Le haut-commissaire fait lui-même dans la fake news : devant la presse, il affirme que la gendarmerie de Hienghéne a été attaquée. En réalité, cette commune du Nord, fief du clan Tjibaou, est tout à fait calme ; il ne s’y est rien passé. L’entourage du Haussaire appelle la presse pour rectifier, expliquant qu’il est fatigué, que l’erreur est humaine.

Le représentant de l’État, qui n’est plus à un paradoxe près, demande aux miliciens « voisins vigilants » de respecter le couvre-feu.

Quarante huit heures plus tard, alors que quatre personnes ont été tuées, il leur concède une quasi-délégation de service public : « Que ces voisins vigilants restent là où ils sont (sur les contre-barrages). Au fur et à mesure que les renforts (policiers et gendarmes) arriveront, ils viendront prendre leur place. ».

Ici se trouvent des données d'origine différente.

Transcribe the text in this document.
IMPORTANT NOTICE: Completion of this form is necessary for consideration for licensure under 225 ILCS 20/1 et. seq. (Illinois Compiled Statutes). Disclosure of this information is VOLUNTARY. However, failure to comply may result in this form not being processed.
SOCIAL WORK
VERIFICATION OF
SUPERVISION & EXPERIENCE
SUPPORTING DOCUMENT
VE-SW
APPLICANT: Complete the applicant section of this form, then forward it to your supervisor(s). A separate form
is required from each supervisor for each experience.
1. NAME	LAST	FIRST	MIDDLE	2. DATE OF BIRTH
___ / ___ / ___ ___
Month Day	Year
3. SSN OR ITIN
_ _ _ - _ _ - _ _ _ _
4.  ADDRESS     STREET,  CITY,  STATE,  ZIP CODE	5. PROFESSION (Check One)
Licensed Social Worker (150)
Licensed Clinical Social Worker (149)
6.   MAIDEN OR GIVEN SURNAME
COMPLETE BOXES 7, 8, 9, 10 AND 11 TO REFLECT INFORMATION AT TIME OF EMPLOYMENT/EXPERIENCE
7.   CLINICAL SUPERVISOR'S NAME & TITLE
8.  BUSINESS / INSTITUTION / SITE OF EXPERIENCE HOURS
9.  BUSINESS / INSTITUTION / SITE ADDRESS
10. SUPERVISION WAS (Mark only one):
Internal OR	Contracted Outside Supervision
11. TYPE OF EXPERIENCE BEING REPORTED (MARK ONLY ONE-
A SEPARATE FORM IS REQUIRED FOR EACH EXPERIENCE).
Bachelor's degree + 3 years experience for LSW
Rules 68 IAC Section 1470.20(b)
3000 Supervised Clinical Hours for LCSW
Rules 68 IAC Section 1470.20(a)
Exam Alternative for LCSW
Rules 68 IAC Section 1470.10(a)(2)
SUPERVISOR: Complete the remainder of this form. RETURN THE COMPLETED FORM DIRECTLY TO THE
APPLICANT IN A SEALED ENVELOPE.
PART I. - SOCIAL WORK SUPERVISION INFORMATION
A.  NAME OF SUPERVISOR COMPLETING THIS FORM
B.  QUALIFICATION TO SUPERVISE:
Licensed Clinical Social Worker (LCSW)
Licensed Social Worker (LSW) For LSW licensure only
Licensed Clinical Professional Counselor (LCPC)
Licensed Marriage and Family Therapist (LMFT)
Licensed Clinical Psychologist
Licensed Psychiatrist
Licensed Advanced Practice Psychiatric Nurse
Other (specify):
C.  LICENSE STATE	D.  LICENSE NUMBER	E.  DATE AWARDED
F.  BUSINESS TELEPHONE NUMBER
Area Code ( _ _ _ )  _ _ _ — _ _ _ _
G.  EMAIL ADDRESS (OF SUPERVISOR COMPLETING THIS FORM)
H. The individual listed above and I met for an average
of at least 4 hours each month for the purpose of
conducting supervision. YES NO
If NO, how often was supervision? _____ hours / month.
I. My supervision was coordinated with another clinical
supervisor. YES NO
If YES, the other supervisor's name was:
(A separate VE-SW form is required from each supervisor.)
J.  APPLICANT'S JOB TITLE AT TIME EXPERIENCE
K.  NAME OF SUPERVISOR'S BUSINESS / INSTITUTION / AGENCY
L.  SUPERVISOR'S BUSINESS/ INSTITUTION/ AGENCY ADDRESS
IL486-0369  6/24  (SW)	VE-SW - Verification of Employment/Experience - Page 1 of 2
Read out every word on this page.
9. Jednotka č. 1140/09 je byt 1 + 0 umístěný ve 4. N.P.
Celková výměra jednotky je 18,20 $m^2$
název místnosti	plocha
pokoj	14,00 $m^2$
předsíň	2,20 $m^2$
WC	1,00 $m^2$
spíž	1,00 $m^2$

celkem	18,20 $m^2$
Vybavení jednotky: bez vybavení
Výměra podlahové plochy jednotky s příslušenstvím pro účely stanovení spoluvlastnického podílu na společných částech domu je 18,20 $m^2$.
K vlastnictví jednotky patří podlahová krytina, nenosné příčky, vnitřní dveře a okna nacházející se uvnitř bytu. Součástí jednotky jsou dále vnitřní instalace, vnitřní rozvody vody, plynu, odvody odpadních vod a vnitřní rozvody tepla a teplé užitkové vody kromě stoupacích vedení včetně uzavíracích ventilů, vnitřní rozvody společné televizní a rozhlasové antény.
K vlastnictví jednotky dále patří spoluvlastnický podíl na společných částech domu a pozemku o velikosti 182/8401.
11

Surnommé « Bourvil » sur les réseaux sociaux, Le Franc ne fait plus rire personne. « Jamais un représentant de l’Etat ne s’est permis de se comporter comme ça », persiflent les mauvaises langues. Une pétition a été lancée sur Internet pour réclamer son départ.

Après la grande vadrouille, la grande lessive ?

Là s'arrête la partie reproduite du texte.